Human pluripotent stem cells would be invaluable for in vitro studies of aspects of human embryogenesis. With the goal of establishing pluripotent stem cell lines, gonadal ridges and mesenteries containing primordial germ cells (PGCs, 5-9 weeks postfertilization) were cultured on mouse STO fibroblast feeder layers in the presence of human recombinant leukemia inhibitory factor, human recombinant basic fibroblast growth factor, and forskolin.
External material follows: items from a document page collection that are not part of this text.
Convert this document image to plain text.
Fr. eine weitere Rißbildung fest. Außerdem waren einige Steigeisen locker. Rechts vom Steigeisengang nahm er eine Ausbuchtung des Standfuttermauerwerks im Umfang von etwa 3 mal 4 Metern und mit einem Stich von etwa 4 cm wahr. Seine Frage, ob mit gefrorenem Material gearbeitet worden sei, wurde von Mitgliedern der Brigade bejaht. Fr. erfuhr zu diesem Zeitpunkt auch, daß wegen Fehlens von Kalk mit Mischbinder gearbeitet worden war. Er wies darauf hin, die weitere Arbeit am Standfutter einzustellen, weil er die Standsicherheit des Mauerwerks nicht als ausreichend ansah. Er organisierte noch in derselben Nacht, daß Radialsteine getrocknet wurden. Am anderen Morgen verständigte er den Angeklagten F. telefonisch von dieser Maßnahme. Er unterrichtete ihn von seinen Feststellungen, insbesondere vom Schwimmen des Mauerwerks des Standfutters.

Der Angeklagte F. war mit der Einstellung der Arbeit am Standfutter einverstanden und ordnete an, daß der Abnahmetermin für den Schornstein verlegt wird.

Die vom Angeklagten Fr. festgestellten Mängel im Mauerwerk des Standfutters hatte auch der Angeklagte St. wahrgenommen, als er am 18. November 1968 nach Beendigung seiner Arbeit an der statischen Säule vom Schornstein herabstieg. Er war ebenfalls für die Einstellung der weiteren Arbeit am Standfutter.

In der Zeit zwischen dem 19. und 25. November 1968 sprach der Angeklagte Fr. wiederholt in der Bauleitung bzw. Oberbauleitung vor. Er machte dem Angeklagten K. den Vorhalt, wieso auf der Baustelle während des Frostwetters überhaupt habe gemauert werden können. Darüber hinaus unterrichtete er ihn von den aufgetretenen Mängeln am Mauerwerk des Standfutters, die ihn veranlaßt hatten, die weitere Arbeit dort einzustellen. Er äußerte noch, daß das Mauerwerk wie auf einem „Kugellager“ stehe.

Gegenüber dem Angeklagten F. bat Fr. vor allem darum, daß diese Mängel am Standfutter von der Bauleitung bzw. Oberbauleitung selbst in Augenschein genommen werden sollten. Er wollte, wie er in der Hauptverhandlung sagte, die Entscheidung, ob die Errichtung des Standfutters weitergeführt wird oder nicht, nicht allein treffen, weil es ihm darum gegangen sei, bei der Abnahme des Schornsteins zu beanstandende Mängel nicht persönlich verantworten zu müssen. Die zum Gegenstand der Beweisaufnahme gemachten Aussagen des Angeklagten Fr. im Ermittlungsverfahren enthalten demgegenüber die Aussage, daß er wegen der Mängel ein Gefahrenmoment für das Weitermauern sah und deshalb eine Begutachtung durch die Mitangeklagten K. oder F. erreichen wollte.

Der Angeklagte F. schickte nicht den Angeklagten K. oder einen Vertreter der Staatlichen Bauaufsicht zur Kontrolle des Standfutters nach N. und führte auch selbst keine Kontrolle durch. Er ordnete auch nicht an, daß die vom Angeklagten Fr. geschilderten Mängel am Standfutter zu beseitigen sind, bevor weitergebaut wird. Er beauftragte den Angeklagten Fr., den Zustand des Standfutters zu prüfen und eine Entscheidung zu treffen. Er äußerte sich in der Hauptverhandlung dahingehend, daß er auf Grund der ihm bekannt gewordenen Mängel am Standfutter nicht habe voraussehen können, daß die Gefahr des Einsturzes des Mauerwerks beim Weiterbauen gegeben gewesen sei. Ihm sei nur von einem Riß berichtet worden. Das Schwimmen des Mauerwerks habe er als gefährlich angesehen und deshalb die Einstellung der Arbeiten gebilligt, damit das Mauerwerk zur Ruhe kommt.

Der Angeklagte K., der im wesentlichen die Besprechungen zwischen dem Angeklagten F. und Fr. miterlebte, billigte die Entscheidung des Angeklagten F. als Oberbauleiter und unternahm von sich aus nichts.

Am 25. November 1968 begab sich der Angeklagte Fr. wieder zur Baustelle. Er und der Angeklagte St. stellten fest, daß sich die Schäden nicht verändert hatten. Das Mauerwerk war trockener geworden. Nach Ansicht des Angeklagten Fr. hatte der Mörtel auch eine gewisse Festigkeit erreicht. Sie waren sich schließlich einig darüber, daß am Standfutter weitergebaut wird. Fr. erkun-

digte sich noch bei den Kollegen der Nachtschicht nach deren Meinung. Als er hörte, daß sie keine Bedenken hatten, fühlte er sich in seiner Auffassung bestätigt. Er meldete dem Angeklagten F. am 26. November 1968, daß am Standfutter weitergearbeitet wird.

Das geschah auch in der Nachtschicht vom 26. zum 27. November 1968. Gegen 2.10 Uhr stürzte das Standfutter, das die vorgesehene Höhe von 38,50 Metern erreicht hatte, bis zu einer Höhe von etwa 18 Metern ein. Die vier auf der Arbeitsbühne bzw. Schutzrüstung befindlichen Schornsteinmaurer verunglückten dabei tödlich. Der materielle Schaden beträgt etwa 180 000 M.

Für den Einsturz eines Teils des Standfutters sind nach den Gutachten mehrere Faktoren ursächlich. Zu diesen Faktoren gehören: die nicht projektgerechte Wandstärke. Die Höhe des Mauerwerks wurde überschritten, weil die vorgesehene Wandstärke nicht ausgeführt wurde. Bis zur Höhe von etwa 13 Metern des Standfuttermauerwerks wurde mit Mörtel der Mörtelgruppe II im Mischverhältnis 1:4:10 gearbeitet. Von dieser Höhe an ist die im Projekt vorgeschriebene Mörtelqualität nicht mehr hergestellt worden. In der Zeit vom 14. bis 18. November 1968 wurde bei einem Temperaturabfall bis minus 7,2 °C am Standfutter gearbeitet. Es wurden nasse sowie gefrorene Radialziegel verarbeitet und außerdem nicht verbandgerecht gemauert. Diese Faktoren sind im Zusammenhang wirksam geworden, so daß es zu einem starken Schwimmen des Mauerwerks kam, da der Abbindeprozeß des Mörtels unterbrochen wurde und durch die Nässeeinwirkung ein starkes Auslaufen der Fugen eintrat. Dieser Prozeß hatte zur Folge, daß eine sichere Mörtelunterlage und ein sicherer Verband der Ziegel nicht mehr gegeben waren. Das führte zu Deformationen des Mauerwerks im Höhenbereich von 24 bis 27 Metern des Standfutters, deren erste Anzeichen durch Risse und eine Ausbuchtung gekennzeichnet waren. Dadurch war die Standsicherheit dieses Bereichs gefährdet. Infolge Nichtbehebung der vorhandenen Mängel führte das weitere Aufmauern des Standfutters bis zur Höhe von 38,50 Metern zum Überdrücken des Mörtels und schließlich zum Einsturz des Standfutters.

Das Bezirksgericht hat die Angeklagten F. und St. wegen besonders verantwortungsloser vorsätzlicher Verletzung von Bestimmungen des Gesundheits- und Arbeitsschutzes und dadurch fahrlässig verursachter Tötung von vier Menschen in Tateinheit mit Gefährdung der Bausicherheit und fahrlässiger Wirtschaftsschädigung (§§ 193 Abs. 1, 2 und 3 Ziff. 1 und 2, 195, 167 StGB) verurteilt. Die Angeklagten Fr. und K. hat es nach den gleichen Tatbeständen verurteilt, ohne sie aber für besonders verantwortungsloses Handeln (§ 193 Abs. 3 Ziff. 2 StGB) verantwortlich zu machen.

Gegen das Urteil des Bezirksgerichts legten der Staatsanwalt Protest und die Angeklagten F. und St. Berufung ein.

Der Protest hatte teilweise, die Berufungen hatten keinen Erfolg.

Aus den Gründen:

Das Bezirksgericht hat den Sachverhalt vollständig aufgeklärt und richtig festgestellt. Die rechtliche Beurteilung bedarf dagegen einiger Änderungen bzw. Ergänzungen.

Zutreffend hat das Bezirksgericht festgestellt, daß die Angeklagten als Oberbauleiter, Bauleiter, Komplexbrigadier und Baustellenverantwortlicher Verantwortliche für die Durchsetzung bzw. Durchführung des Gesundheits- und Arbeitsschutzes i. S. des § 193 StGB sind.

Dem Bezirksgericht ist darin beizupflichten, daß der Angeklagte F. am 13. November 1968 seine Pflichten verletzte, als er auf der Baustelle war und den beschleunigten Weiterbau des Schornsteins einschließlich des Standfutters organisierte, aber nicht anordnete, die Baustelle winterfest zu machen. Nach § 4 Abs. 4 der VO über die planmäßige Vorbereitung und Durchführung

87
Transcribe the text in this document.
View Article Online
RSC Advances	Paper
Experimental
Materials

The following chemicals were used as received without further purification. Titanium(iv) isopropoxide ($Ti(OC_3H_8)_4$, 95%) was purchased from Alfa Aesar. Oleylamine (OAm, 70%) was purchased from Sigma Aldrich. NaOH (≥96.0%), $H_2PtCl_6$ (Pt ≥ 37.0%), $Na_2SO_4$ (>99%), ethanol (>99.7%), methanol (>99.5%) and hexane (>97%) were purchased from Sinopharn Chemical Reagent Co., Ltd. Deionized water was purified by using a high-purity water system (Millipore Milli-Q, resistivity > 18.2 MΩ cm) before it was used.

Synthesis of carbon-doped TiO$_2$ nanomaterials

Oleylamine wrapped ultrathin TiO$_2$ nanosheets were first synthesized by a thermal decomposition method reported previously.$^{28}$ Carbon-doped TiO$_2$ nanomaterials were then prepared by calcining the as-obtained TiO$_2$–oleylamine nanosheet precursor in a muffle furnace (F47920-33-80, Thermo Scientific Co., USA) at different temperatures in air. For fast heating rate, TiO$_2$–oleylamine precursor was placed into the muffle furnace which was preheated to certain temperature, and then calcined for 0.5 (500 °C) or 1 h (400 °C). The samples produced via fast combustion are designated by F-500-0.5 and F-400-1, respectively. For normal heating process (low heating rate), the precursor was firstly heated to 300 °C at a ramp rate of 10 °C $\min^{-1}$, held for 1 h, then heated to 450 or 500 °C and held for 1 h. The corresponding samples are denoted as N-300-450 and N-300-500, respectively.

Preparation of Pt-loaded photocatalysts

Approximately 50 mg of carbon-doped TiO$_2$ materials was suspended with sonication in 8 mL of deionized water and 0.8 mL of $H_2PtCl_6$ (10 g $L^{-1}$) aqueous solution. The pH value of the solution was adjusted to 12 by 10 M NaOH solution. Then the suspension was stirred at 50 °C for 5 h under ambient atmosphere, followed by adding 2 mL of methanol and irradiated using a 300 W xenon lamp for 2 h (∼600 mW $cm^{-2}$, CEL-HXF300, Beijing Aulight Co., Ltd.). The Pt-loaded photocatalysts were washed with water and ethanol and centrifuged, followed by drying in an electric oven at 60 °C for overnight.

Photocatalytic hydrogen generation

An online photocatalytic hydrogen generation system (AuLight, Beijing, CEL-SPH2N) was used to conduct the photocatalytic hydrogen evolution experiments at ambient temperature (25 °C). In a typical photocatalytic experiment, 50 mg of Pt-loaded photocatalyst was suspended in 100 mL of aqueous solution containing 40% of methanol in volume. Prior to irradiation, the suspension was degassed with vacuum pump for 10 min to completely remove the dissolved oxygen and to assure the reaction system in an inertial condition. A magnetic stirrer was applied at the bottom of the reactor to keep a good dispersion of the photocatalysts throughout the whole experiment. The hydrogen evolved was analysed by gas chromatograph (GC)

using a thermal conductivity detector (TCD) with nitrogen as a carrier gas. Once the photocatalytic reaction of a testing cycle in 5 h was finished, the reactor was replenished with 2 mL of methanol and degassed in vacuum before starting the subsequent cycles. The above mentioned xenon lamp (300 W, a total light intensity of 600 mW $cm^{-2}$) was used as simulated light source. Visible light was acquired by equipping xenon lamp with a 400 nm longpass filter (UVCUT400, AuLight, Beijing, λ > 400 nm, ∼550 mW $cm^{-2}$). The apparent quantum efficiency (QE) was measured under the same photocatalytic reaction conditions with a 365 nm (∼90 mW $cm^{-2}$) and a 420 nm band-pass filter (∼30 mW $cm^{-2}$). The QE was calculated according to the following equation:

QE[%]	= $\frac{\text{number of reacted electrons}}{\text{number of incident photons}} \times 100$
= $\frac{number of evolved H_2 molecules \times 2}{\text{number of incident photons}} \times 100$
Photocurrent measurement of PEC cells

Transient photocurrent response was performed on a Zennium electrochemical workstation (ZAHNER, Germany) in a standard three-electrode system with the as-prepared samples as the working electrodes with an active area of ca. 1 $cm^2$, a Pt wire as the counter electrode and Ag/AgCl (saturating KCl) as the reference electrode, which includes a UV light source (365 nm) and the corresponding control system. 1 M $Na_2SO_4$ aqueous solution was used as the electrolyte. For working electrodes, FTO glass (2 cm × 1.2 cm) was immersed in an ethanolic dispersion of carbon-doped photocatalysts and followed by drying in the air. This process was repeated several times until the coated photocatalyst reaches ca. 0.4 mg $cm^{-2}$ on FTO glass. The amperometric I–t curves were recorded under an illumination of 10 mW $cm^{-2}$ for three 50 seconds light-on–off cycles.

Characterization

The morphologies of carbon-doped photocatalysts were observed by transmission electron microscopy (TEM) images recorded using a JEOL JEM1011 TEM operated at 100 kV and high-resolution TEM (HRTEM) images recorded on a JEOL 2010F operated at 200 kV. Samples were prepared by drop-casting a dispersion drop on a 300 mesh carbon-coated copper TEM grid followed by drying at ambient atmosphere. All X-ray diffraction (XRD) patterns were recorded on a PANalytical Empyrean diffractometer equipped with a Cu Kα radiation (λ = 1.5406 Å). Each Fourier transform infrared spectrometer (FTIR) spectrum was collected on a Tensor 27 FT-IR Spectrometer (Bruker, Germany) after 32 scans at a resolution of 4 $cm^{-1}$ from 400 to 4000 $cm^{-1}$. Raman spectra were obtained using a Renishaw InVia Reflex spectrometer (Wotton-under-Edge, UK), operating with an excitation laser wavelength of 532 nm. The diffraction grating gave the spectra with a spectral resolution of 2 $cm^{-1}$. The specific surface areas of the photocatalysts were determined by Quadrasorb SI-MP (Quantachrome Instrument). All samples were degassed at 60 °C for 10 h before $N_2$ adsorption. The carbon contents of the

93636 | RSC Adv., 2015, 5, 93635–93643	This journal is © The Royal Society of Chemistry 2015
Initially, single PGCs in culture were visualized by alkaline phosphatase activity staining. Over a period of 7-21 days, PGCs gave rise to large multicellular colonies resembling those of mouse pluripotent stem cells termed embryonic stem and embryonic germ (EG) cells. Throughout the culture period most cells within the colonies continued to be alkaline phosphatase-positive and tested positive against a panel of five immunological markers (SSEA-1, SSEA-3, SSEA-4, TRA-1-60, and TRA-1-81) that have been used routinely to characterize embryonic stem and EG cells. The cultured cells have been continuously passaged and found to be karyotypically normal and stable. Both XX and XY cell cultures have been obtained. Immunohistochemical analysis of embryoid bodies collected from these cultures revealed a wide variety of differentiated cell types, including derivatives of all three embryonic germ layers. Based on their origin and demonstrated properties, these human PGC-derived cultures meet the criteria for pluripotent stem cells and most closely resemble EG cells.

Figures

Figure 1
Figure 1
AP activity of individual human PGCs in culture. (A) Stationary and (B) migratory PGCs in a primary culture, growing on a feeder layer of mitotically inactivated mouse STO fibroblasts. (Bars represent 10 μm.)
Figure 2
Figure 2
Colony morphology. (A) Human PGC-derived cell colony growing on a feeder layer of mitotically inactivated mouse STO fibroblasts. (B) Mouse ES colony growing on a feeder layer of mitotically inactivated mouse fibroblasts. Hoffman modulation optics. (Bars represent 100 μm.)
Figure 3
Figure 3
Expression of cell surface markers by human PGC-derived cell colonies. (A) AP. (B) SSEA-1. (C) SSEA-3. (D) SSEA-4. (E) TRA-1–60. (F) TRA-1–81. (Bars represent 100 μm.)
Figure 4
Figure 4
Karyotype of human PGC-derived cell cultures. (A) XX, eight passages. (B) XY, 10 passages.
Figure 5
Figure 5
Immunohistological analysis of human EB sections. EB culture designation, antibody epitope, and objective power are as follows: (A) BF1, muscle-specific actin, ×100. Arrow indicates a cell with eccentric nuclei and cytoplasmic filaments. (B) RI5, desmin, ×60. (C) BF1, CD34, ×60. (D) BF1, S-100, ×100. (E) RI5, S-100, ×60. (F) RI, pan-neurofilament, ×100. (G) BF1, α-1-fetoprotein, ×60. (H) BF1, pan-cytokeratin, ×60. (I) RI5, cytokeratin 7, ×60. (Bars represent 20 μm.)